この島は猫が多く、島民全員で面倒を見ているようなものだった。『島民が一丸となって世話をするぞ』と誰かが宣言したわけでもなく、可愛がっているうちに自然と、世話をするようになったらしい。猫達は『それが当然でしょ』と言わんばかりに我が物顔で、島中を練り歩いている。餌をあげたり、ブラッシングをしているため、毛並みも良かった。猫と触れ合うために観光に来る人もちらほらといるらしい。
「シロクロ、こっちこっち」と江梨は呼びかける。すると、のそのそと歩いてきた。その顔には仕方ないなあ、と書いてあるようで笑ってしまう。ハルトは江梨の後ろへ隠れている。
シロクロは頬を擦り寄せ、ゴロゴロと喉を鳴らす。そして背中を地面につけ、ころころと転がり始めた。
基本的に島の猫達は警戒心をもたないのだ。長い年月をかけて島民が、大切に世話をしてきたからだろう。歩美が島での生活を始めた時、擦り寄ってくる猫達に驚いていた。「全然逃げないじゃん、すごい!」と。
シロクロは触ってくれと言わんばかりにお腹を向け、横になっている。その|太々《ふてぶて》しさが、憎めないのだ。
「怖くないよ」シロクロのお腹をぽんぽんと軽く叩いてみせる。ハルトが恐る恐る手を伸ばし、優しく撫でつけた。彼の腰は引けており、片方の手は江梨の膝を掴んでいる。

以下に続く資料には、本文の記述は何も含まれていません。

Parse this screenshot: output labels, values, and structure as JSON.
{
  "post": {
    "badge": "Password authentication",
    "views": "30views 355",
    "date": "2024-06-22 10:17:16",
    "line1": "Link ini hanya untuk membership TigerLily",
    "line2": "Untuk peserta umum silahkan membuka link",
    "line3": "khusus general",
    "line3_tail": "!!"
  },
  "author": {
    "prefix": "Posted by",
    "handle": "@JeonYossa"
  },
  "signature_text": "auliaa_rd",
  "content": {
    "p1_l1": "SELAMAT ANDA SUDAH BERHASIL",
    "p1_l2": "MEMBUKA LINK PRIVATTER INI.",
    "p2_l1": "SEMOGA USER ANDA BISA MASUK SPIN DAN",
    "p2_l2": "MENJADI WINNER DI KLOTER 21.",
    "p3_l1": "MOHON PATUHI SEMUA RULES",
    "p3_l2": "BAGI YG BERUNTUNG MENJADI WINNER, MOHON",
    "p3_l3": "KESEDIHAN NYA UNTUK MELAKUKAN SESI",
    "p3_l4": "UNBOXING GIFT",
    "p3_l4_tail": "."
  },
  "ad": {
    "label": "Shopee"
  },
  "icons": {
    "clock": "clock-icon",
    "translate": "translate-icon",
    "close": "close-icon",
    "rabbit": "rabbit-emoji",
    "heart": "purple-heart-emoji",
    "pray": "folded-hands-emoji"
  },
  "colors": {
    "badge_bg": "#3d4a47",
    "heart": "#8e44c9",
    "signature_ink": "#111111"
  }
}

「可愛い」ハルトは安心したのか、両手でシロクロのお腹を撫で始めた。しばらくしてシロクロは飽きたのか、のそっと立ち上がり、道の先へ姿を消した。自由気ままである。「行っちゃったね」と江梨が立ちあがろうとすると、制服の裾を掴まれた。
「ねえ、遊んで」
「パパとママのところに行かなくていいの?」
「今はいいの」ハルトは声を上げ、もじもじと身体を揺らす。
「しょうがないなあ」ハルトの脇の下に手を入れて持ち上げる。『高い高い』だ。両腕にずしり、と重さがかかる。改めて、男の子なんだな、と江梨は実感した。
妹の由梨がハルトと同い年だった頃を振り返るが、彼ほどに重くはなかったはずだ。そのようなことを考えているとハルトが「もう一回!」とせがんでくる。

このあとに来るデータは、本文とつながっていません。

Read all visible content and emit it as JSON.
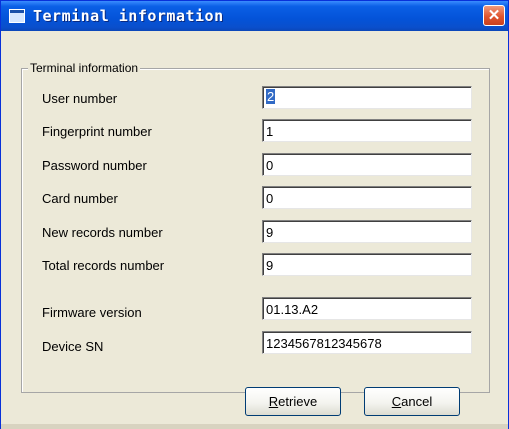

「えぇー」と江梨はあからさまに落胆して見せる。やってくれないの、と眉を下げるハルトに対し、すかさず脇の下に手を入れ「よいしょー」持ち上げた。驚きと嬉しさが入り混じった表情を見せ、ハルトは笑った。その笑顔は沈みゆく夕日と、反射する水面に負けず劣らず輝いている。江梨もつられて笑い、目を細めた。